Domingo,
XXIX semana
San Agustín Carta a Proba 130,8,15.17-
9,18
¿Por qué en la oración nos preocupamos
de tantas cosas y nos preguntamos cómo hemos de orar, temiendo que nuestras
plegarias no procedan con rectitud, en lugar de limitarnos a decir con el
salmo: Una cosa pido al Señor, eso buscaré: habitar en la casa del Señor por
los días de mi vida; gozar de la dulzura del Señor, contemplando su templo? En
aquella morada, los días no consisten en el empezar y en el pasar uno después
de otro ni el comienzo de un día significa el fin del anterior; todos los días
se dan simultáneamente, y ninguno se termina allí donde ni la vida ni sus días
tienen fin.

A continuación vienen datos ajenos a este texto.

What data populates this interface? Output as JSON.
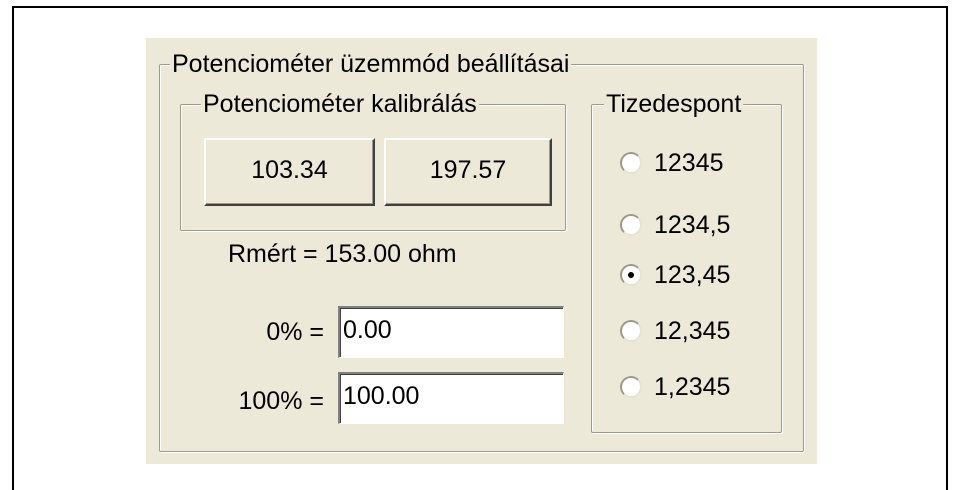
{
  "settings": {
    "title": "Potenciométer üzemmód beállításai"
  },
  "calibration": {
    "title": "Potenciométer kalibrálás",
    "button_low": "103.34",
    "button_high": "197.57",
    "rmert_text": "Rmért = 153.00 ohm"
  },
  "range": {
    "zero_label": "0% =",
    "zero_value": "0.00",
    "hundred_label": "100% =",
    "hundred_value": "100.00"
  },
  "decimal": {
    "title": "Tizedespont",
    "options": [
      {
        "label": "12345",
        "checked": false
      },
      {
        "label": "1234,5",
        "checked": false
      },
      {
        "label": "123,45",
        "checked": true
      },
      {
        "label": "12,345",
        "checked": false
      },
      {
        "label": "1,2345",
        "checked": false
      }
    ]
  }
}
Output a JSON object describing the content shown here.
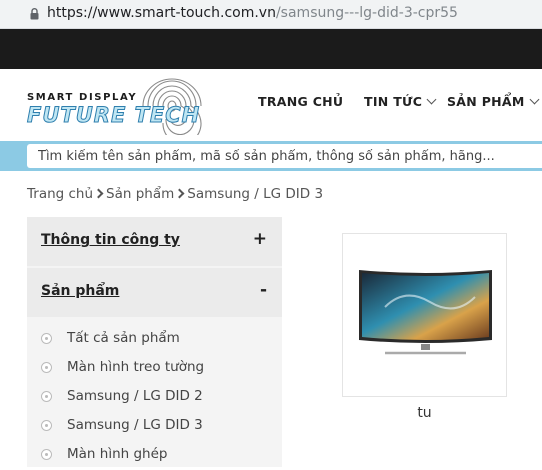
{
  "browser": {
    "url_host": "https://www.smart-touch.com.vn",
    "url_path": "/samsung---lg-did-3-cpr55"
  },
  "logo": {
    "top_text": "SMART DISPLAY",
    "bottom_text": "FUTURE TECH"
  },
  "nav": {
    "items": [
      {
        "label": "TRANG CHỦ",
        "has_dropdown": false
      },
      {
        "label": "TIN TỨC",
        "has_dropdown": true
      },
      {
        "label": "SẢN PHẨM",
        "has_dropdown": true
      }
    ]
  },
  "search": {
    "placeholder": "Tìm kiếm tên sản phẩm, mã số sản phẩm, thông số sản phẩm, hãng..."
  },
  "breadcrumb": {
    "items": [
      "Trang chủ",
      "Sản phẩm",
      "Samsung / LG DID 3"
    ]
  },
  "sidebar": {
    "sections": [
      {
        "title": "Thông tin công ty",
        "toggle": "+"
      },
      {
        "title": "Sản phẩm",
        "toggle": "-"
      }
    ],
    "categories": [
      "Tất cả sản phẩm",
      "Màn hình treo tường",
      "Samsung / LG DID 2",
      "Samsung / LG DID 3",
      "Màn hình ghép"
    ]
  },
  "products": [
    {
      "name": "tu"
    }
  ],
  "colors": {
    "search_band": "#8ccae4",
    "logo_blue": "#2f7fae",
    "dark_strip": "#1b1b1b"
  }
}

Para que lográramos esta vida dichosa, la misma Vida verdadera y
dichosa nos enseñó a orar; pero no quiso que lo hiciéramos con muchas palabras,
como si nos escuchara mejor cuanto más locuaces nos mostráramos, pues, como el
mismo Señor dijo, oramos a aquel que conoce nuestras necesidades aun antes de
que se las expongamos. Puede resultar extraño que nos exhorte a orar aquel que
conoce nuestras necesidades antes de que se las expongamos, si no comprendemos
que nuestro Dios y Señor no pretende que le descubramos nuestros deseos, pues
él ciertamente no puede desconocerlos, sino que pretende que, por la oración,
se acreciente nuestra capacidad de desear, para que así nos hagamos más capaces
de recibir los dones que nos prepara. Sus dones, en efecto, son muy grandes, y
nuestra capacidad de recibir es pequeña e insignificante.